Le glaive de Thompson, une « claymore », qu’il avait apporté d’Écosse en tant que jeune Highlander et dont il s’était servi au combat, se trouve actuellement dans la collection du Musée canadien de la guerre de Sept Ans, ainsi que deux de ses dagues, appelées « dirks », dont une a une poignée taillée par Thompson lui-même.

S’il y a un intérêt qui se maintient et même un regain d’intérêt, en ce qui concerne le « vieux sergent » comme l’appelaient les gens de la ville ainsi que les gouverneurs généraux, il se pourrait que ce soit pour les humbles structures que Thompson a bâties dans la vieille ville. Les touristes déambulent par milliers près de la grande, mais vraiment pas luxueuse, maison de Thompson, sur la rue Sainte-Ursule. Cet édifice à trois étages, construit en 1793, a appartenu à la famille Thompson jusqu’en 1957. Aujourd’hui, le bâtiment, qualifié de site du patrimoine, qui a été acheté en 1995 et rénové méticuleusement par un pompier de Toronto à la retraite, Greg Alexander, est un gîte touristique.

« Comme j’aimerais pouvoir la faire visiter à Thompson », dit Alexander à propos de la maison qu’il a sauvée de la ruine et à laquelle il a redonné son air du 18e siècle, y installant aussi une plomberie moderne et la décorant de sorte qu’elle ait un air authentique. Étant donné qu’il a été pompier, Alexander a installé un « dispositif de détection automatique d’incendie très complexe ». Il n’ignore pas du tout que la première épouse de Thompson et leurs enfants sont morts dans un incendie.
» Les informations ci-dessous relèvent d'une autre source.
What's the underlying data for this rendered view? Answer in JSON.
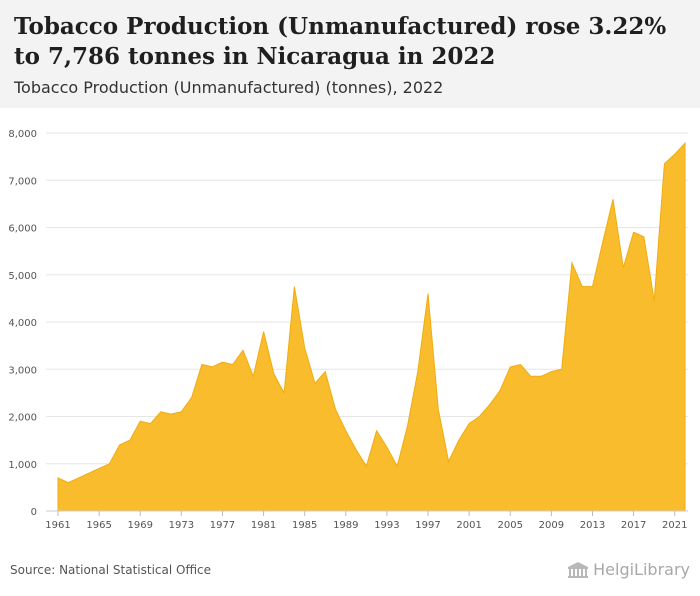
{
  "header": {
    "title": "Tobacco Production (Unmanufactured) rose 3.22% to 7,786 tonnes in Nicaragua in 2022",
    "subtitle": "Tobacco Production (Unmanufactured) (tonnes), 2022"
  },
  "footer": {
    "source": "Source: National Statistical Office",
    "brand": "HelgiLibrary"
  },
  "colors": {
    "area_fill": "#f9bc2c",
    "area_stroke": "#f0ac10",
    "grid": "#e6e6e6",
    "axis_text": "#555555",
    "header_bg": "#f3f3f3"
  },
  "chart_data": {
    "type": "area",
    "title": "",
    "xlabel": "",
    "ylabel": "",
    "ylim": [
      0,
      8000
    ],
    "yticks": [
      0,
      1000,
      2000,
      3000,
      4000,
      5000,
      6000,
      7000,
      8000
    ],
    "ytick_labels": [
      "0",
      "1,000",
      "2,000",
      "3,000",
      "4,000",
      "5,000",
      "6,000",
      "7,000",
      "8,000"
    ],
    "xticks": [
      1961,
      1965,
      1969,
      1973,
      1977,
      1981,
      1985,
      1989,
      1993,
      1997,
      2001,
      2005,
      2009,
      2013,
      2017,
      2021
    ],
    "grid": true,
    "x": [
      1961,
      1962,
      1963,
      1964,
      1965,
      1966,
      1967,
      1968,
      1969,
      1970,
      1971,
      1972,
      1973,
      1974,
      1975,
      1976,
      1977,
      1978,
      1979,
      1980,
      1981,
      1982,
      1983,
      1984,
      1985,
      1986,
      1987,
      1988,
      1989,
      1990,
      1991,
      1992,
      1993,
      1994,
      1995,
      1996,
      1997,
      1998,
      1999,
      2000,
      2001,
      2002,
      2003,
      2004,
      2005,
      2006,
      2007,
      2008,
      2009,
      2010,
      2011,
      2012,
      2013,
      2014,
      2015,
      2016,
      2017,
      2018,
      2019,
      2020,
      2021,
      2022
    ],
    "values": [
      700,
      600,
      700,
      800,
      900,
      1000,
      1400,
      1500,
      1900,
      1850,
      2100,
      2050,
      2100,
      2400,
      3100,
      3050,
      3150,
      3100,
      3400,
      2850,
      3800,
      2900,
      2500,
      4750,
      3450,
      2700,
      2950,
      2150,
      1700,
      1300,
      950,
      1700,
      1350,
      950,
      1800,
      2950,
      4600,
      2150,
      1050,
      1500,
      1850,
      2000,
      2250,
      2550,
      3050,
      3100,
      2850,
      2850,
      2950,
      3000,
      5250,
      4750,
      4750,
      5700,
      6600,
      5150,
      5900,
      5800,
      4450,
      7350,
      7550,
      7786
    ]
  }
}
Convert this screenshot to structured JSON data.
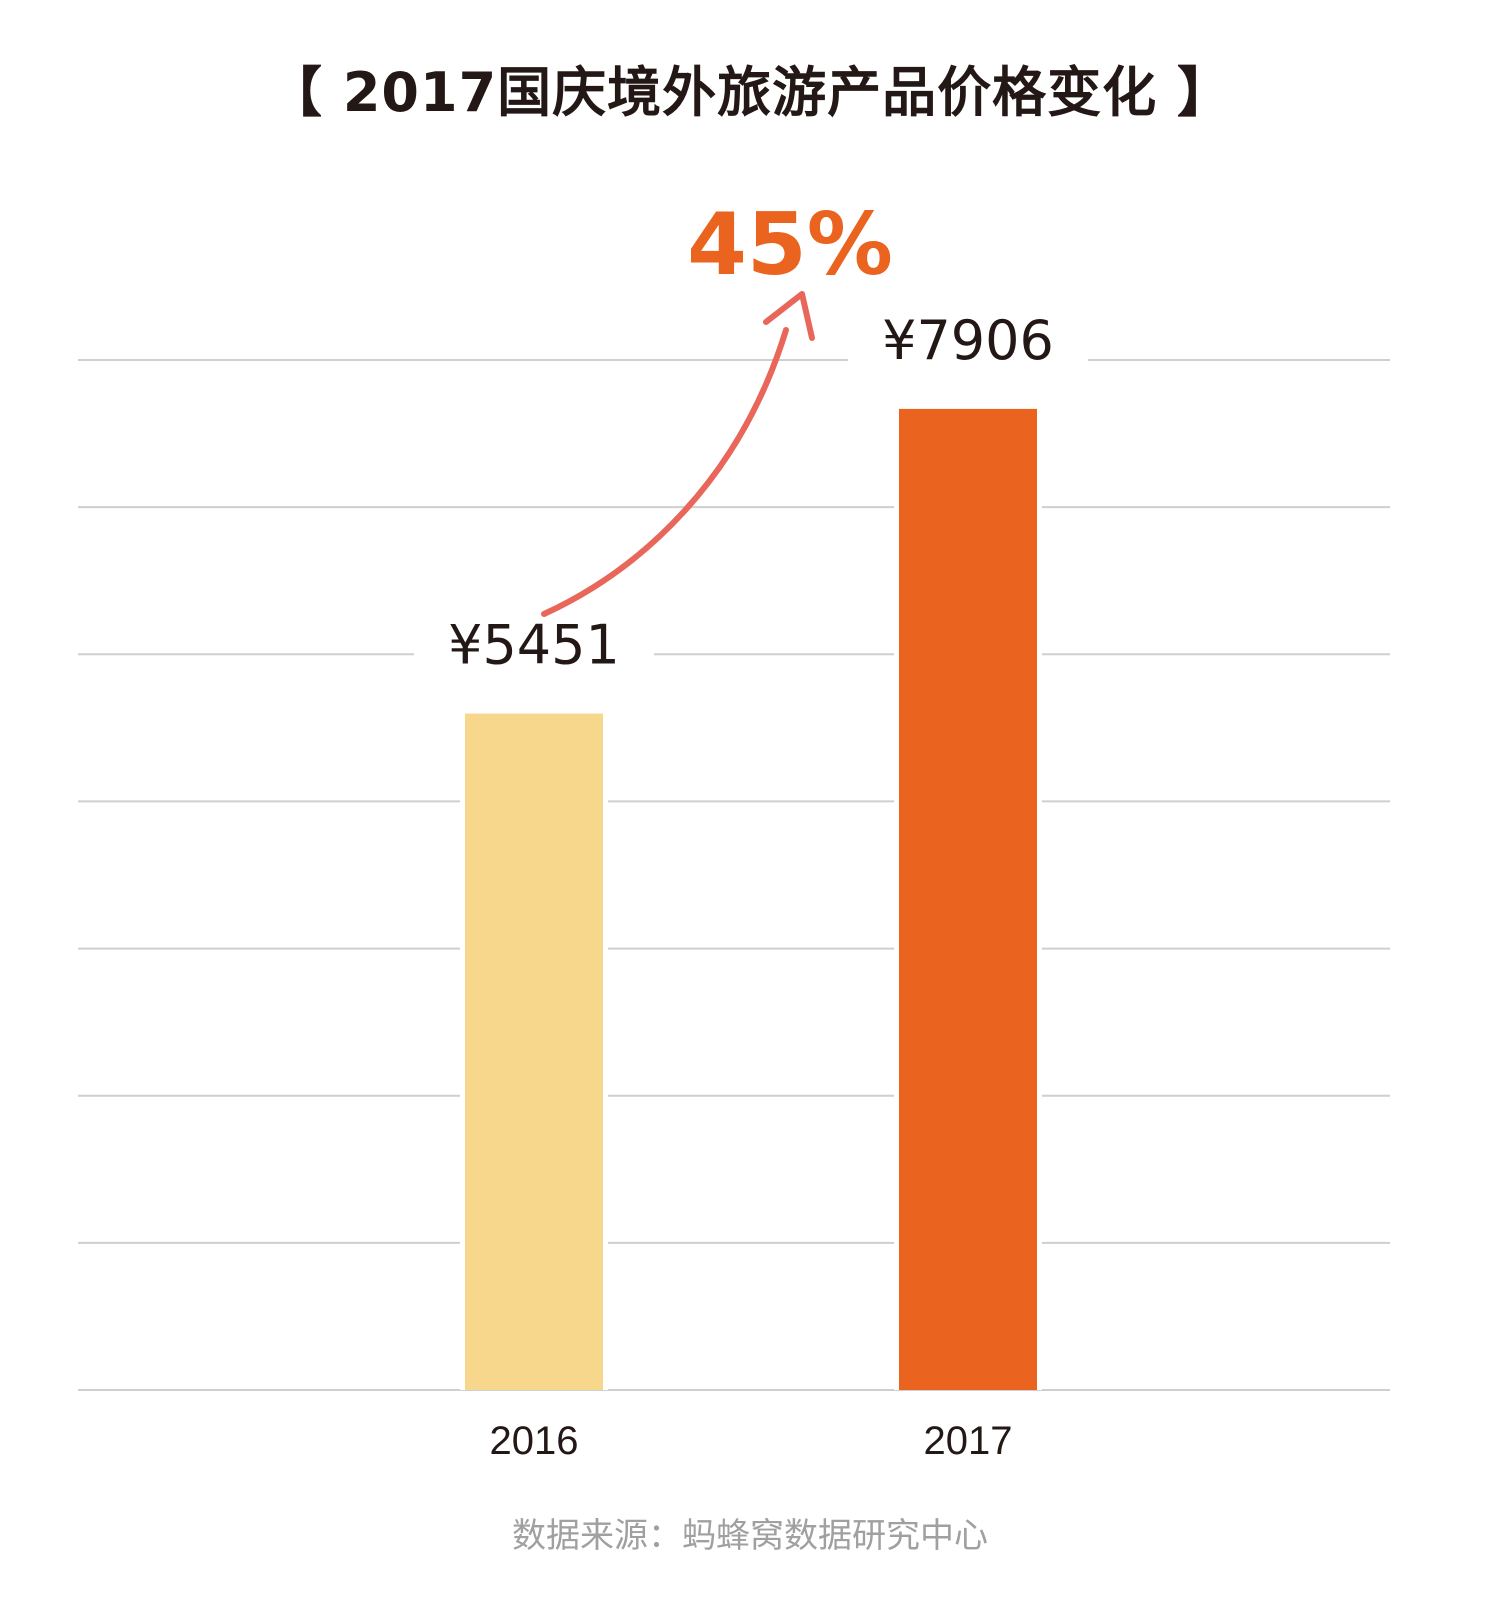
{
  "title": "【 2017国庆境外旅游产品价格变化 】",
  "source": "数据来源：蚂蜂窝数据研究中心",
  "chart_data": {
    "type": "bar",
    "title": "【 2017国庆境外旅游产品价格变化 】",
    "categories": [
      "2016",
      "2017"
    ],
    "values": [
      5451,
      7906
    ],
    "value_labels": [
      "¥5451",
      "¥7906"
    ],
    "ylim": [
      0,
      8300
    ],
    "grid": true,
    "colors": [
      "#F7D78C",
      "#EA631F"
    ],
    "annotation": {
      "text": "45%",
      "color": "#EA631F",
      "arrow_color": "#E8675A"
    }
  }
}
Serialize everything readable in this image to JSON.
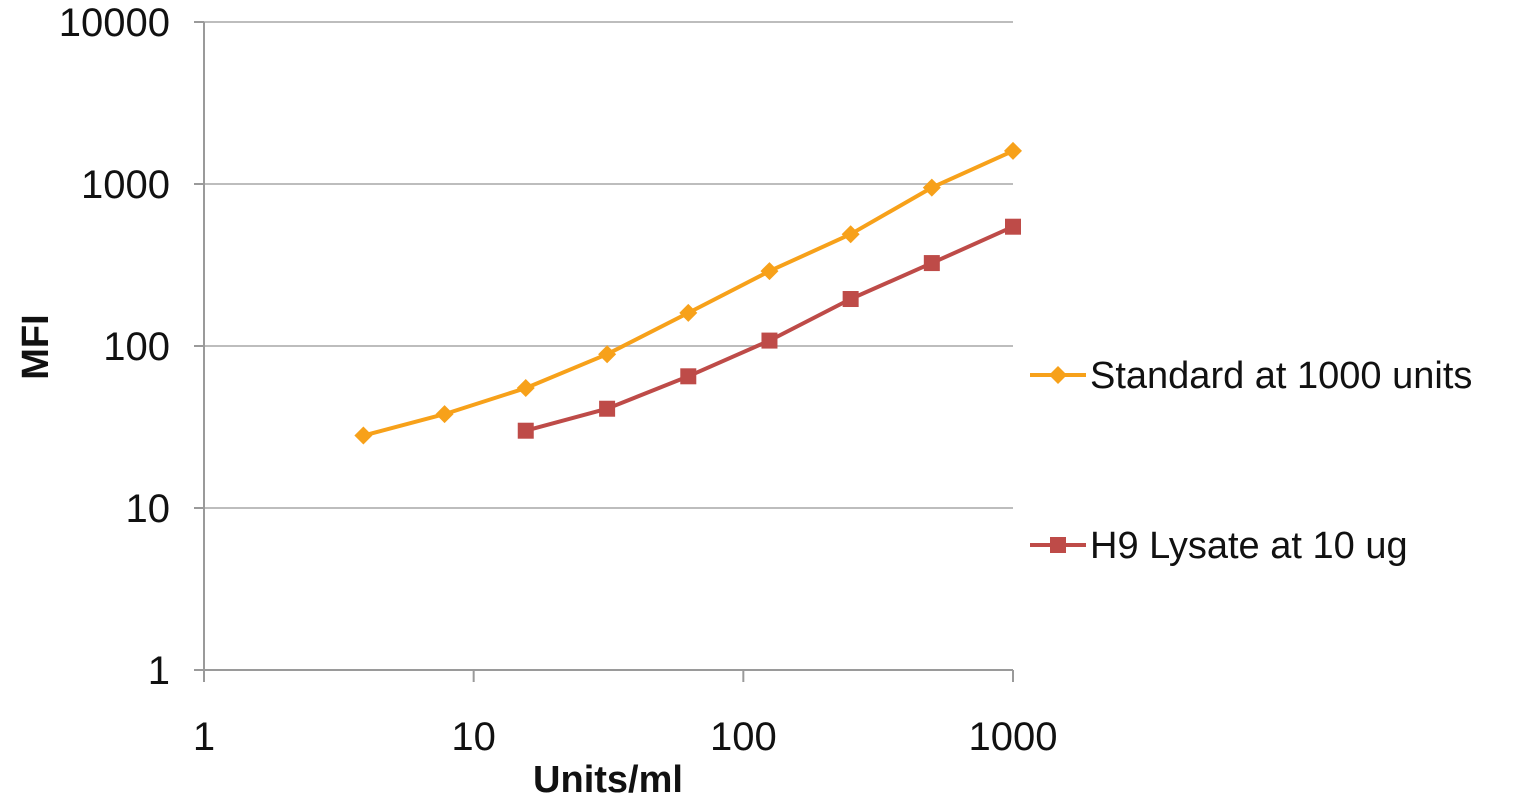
{
  "chart_data": {
    "type": "line",
    "title": "",
    "xlabel": "Units/ml",
    "ylabel": "MFI",
    "x_scale": "log",
    "y_scale": "log",
    "xlim": [
      1,
      1000
    ],
    "ylim": [
      1,
      10000
    ],
    "x_ticks": [
      "1",
      "10",
      "100",
      "1000"
    ],
    "y_ticks": [
      "1",
      "10",
      "100",
      "1000",
      "10000"
    ],
    "grid": "horizontal",
    "legend_position": "right",
    "series": [
      {
        "name": "Standard at 1000 units",
        "color": "#f7a11a",
        "marker": "diamond",
        "x": [
          3.9,
          7.8,
          15.6,
          31.25,
          62.5,
          125,
          250,
          500,
          1000
        ],
        "y": [
          28,
          38,
          55,
          89,
          160,
          290,
          490,
          950,
          1600
        ]
      },
      {
        "name": "H9 Lysate at 10 ug",
        "color": "#be4b48",
        "marker": "square",
        "x": [
          15.6,
          31.25,
          62.5,
          125,
          250,
          500,
          1000
        ],
        "y": [
          30,
          41,
          65,
          108,
          195,
          325,
          545
        ]
      }
    ]
  }
}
Thompson a survécu à ce traumatisme et à bien d’autres épreuves, et a fini par avoir une vie qui, si elle n’a pas été une des plus dramatiques parmi celles du début de la nation canadienne, en a sûrement été une des plus productives.

« En tant que soldat, il était intrépide; en tant que serviteur du roi, il était rigoureusement fidèle », remarquait-on dans sa nécrologie, dans le numéro d’aout 1830 du journal Mercury de Québec. On pourrait dire aussi qu’en tant que personnage historique canadien, il a probablement été exceptionnel quant à la longévité, une vie qui a duré 98 ans et qui s’est étendue du massacre de Culloden en Écosse jusqu’aux premiers troubles relatifs à la rébellion au Canada. Peut-être les conseils de santé que lui a donnés le général Wolfe lors de leur promenade à Louisbourg, il y a longtemps, étaient-ils bien fondés. La santé que Thompson a possédée lui a permis d’observer et de documenter nombre de merveilles qui ont fait de Québec le charmant joyau qu’elle est aujourd’hui.

Le dernier vétéran a vraiment fait un legs durable.